3. Give people the maximum amount of information with large doses of hope.

Hope is the foundational principle of all change.

Information is not a commodity with which you should be exclusive. Don't form exclusive information clubs! Be inclusive - share as often as possible with as many people as possible. But remember, as you lead, always give hope. Don't only give "facts" from your head, deliver hope from your heart. Remember President Bush's speech again - what was the key ingredient? Hope.

Communicate creatively. Communicate clearly. Communicate consistently. But above all, communicate hope.

Again, let me emphasize the importance of leadership. If ambiguity increases so does the desire for answers. That is why people in transition are so prone to following anyone who seems to know where he or she is going. Pastor ...lead on!

4. Clearly define what is over and what isn't.

At times good church people will globalize change. In the process of, for example, a relocation, you might hear things like: "Everything is changing" or "Nothing will be the same." Of course that's not true. So in a non-defensive way, communicate all that is not changing. For the few things that are, honor the endings with an appropriate kind of celebration. And always treat the past with respect.


Rarely if ever is there a clean line between the old and the new. Transition is a challenge because it's gray, it's a blur, it's unclear and unknown. You and your church will not go to sleep one night with the old and wake up to something completely new.

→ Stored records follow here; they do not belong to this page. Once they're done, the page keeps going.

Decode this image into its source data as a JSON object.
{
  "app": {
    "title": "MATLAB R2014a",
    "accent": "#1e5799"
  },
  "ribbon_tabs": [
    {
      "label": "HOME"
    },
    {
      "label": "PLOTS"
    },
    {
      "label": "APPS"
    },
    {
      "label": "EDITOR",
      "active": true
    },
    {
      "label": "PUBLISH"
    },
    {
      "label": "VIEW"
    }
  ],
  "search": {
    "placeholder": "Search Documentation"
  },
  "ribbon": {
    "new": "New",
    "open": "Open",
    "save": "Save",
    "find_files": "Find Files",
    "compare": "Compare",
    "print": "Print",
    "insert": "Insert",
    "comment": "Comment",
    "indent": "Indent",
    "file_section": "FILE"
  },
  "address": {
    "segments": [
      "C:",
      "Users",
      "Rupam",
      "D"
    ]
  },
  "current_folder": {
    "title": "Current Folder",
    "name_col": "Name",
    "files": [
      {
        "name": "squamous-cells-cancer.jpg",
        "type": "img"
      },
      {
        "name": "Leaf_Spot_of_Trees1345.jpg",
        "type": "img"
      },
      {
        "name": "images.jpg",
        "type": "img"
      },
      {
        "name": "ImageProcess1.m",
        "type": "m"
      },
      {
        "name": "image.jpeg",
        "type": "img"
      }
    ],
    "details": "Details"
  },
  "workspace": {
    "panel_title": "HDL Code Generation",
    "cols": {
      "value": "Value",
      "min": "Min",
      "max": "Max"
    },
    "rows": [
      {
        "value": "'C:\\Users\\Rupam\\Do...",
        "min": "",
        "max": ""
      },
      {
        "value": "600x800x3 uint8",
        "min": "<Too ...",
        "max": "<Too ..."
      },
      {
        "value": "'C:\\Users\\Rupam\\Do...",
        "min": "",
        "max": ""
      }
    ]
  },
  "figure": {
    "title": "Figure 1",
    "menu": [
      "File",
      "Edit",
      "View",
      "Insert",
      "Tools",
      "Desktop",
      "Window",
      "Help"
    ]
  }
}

You can't turn the key or flip a switch to effect change, but you can cultivate the ground and provide the nourishment conducive to a successful transition.

1. You can explain the need for a basic purpose and outcome you seek. People need to understand the logic of the change before they turn their minds to work on it.

2. You can paint a picture of how the outcome will look and feel. People need to experience it imaginatively before they can give their hearts to it.

3. You can lay out a step-by-step plan for phasing in the outcome. People need a clear idea of how they can get where they need to go.

4. You can give each person a part to play in both the plan and the outcome itself. People need a tangible way to contribute and participate.


Church leader, nothing is more challenging than leading through times of transition. Candidly, you are not likely leading if you seldom face issues of transition and change, for that is the nature of leadership. At the same time, however, nothing is more rewarding than successfully guiding your people "to the other side." Know where you're going, why you're going, and hang tough through the process. God has given you this opportunity to lead His people, according to His plan and for His glory. Lead on!